Few subjects in ornithology are as deceptively complex as the simple number of bird species that exist. Estimates range from eight to eighteen thousand, and sometimes higher. Revolutionizing this field is a new understanding of a phenomenon called “cryptic speciation,” wherein allopatric (geographically distinct) populations of a species diverge genetically, behaviorally, and vocally from each other, but continue to look the same. As a result, there are no less than six bird species whose names now use the delightful and interest-piquing moniker of “cryptic”, from the Cryptic Becard to the Cryptic Forest-Falcon.

But one is unique.

Plain-Brown Woodcreeper

The Cryptic Treehunter went extinct in 2007, four months before I was born. It was endemic to humid hill forests in northeastern Brazil.
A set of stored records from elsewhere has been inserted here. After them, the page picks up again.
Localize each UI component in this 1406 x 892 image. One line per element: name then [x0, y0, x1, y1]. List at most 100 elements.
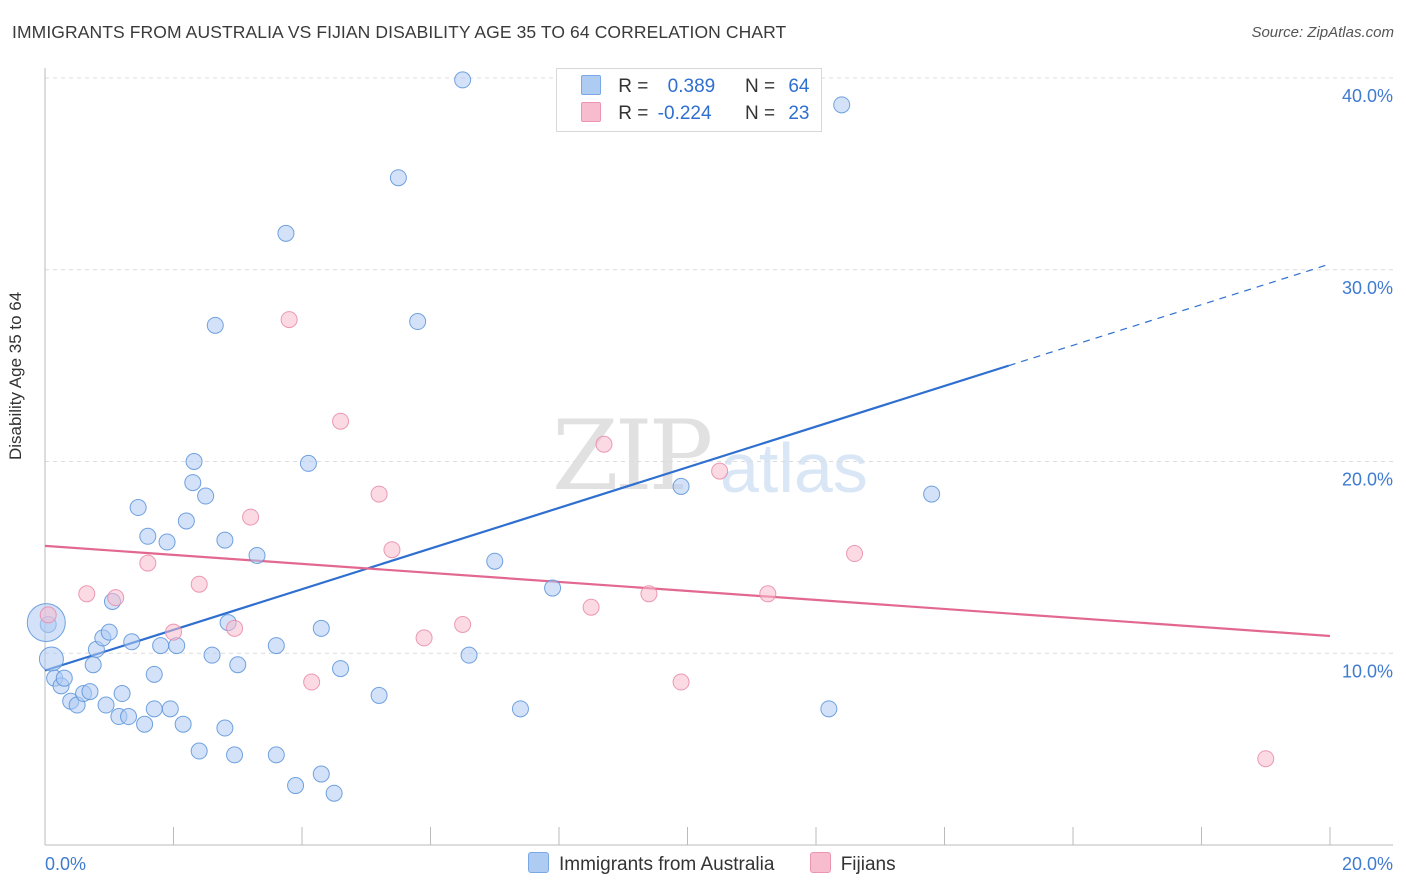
point-australia [370, 686, 388, 704]
x-tick-label: 0.0% [45, 854, 86, 874]
point-australia [672, 477, 690, 495]
point-australia [158, 533, 176, 551]
point-australia [312, 619, 330, 637]
chart-title: IMMIGRANTS FROM AUSTRALIA VS FIJIAN DISA… [12, 22, 787, 42]
point-fijians [280, 311, 298, 329]
stats-legend: R = 0.389 N = 64 R = -0.224 N = 23 [556, 68, 822, 132]
point-australia [454, 71, 472, 89]
point-australia [248, 546, 266, 564]
point-australia [123, 633, 141, 651]
legend-swatch-fijians [809, 852, 831, 873]
legend-n-label: N = [744, 103, 776, 124]
point-australia [267, 746, 285, 764]
point-australia [145, 665, 163, 683]
watermark-atlas: atlas [720, 429, 868, 507]
point-australia [820, 700, 838, 718]
point-fijians [39, 606, 57, 624]
point-fijians [454, 615, 472, 633]
point-fijians [242, 508, 260, 526]
legend-r-label: R = [618, 103, 649, 124]
point-fijians [226, 619, 244, 637]
point-australia [97, 696, 115, 714]
point-australia [197, 487, 215, 505]
trend-line-australia [44, 364, 1010, 672]
legend-r-value: -0.224 [657, 103, 712, 124]
axes [44, 68, 1393, 846]
point-australia [409, 313, 427, 331]
point-australia [389, 169, 407, 187]
point-fijians [190, 575, 208, 593]
point-australia [145, 700, 163, 718]
legend-label-australia: Immigrants from Australia [559, 854, 775, 875]
point-australia [185, 453, 203, 470]
point-fijians [672, 673, 690, 691]
point-australia [216, 531, 234, 549]
watermark-zip: ZIP [552, 400, 713, 512]
point-australia [174, 715, 192, 733]
point-fijians [78, 585, 96, 603]
point-fijians [107, 589, 125, 607]
tick-labels: 10.0% 20.0% 30.0% 40.0% 0.0% 20.0% [45, 86, 1393, 874]
point-australia [544, 579, 562, 597]
y-tick-label: 20.0% [1342, 470, 1393, 490]
legend-row-australia: R = 0.389 N = 64 [581, 75, 809, 99]
source-label: Source: ZipAtlas.com [1251, 24, 1394, 41]
legend-n-value: 23 [788, 103, 810, 124]
point-australia [113, 685, 131, 703]
point-australia [486, 552, 504, 570]
point-australia [84, 656, 102, 674]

Nothing is known of its juvenile plumage, its movements, its diet, its breeding, its population dynamics. All we know is that it was “[g]enerally most vocal at dawn: most recordings of its spontaneous songs were made at this time of day.” (Birds of the World)

It was described in 2014, when I was seven years old, based on reexamined vocal data and specimens. It hadn’t been recognized as distinct before then, due to confusion with the Alagoas Foliage-Gleaner, which was last seen five years later.

I have no words for this kind of loss, this retroactive grief that cannot be expected or rationalized. It is simply disorienting. Evolutionarily, it must have been fascinating, that two species in different genera could look so alike that we didn’t realize they were distinct for decades. But simply writing that it “must have been fascinating” is too devastating for me. I can listen to its harsh, decidedly unmusical song countless times, but no photographs exist of it in life. Isn’t that fitting? A species so unobtrusive in appearance has left no visible record of its living presence.

Here there are no photographs to take comfort in, no videos to stare, through tears, at a delightfully living bird bouncing through tangles of vines. Here you can only listen. Here the bird must be imagined. Think: at dawn, the sun peers over the dusky hill-bound horizon with warm beams reaching through the greenish-brown canopy, and what we know now to be Cichlocolaptes mazarbarnettii sings, at its favorite time of day.


Owen Robertson is a seventeen-year-old birder from Louisville, Colorado. An incoming first-year at Yale University, he works at Front Range Birding & Optics. Owen has participated in the American Birding Association Young Birder of the Year program for the last four years and received first-place honors for his writing and community leadership work. He has been a birder for over ten years and is incredibly grateful to his loving family for their support. The bird he’d most like to see (or hear!) next is the Bicknell’s Thrush.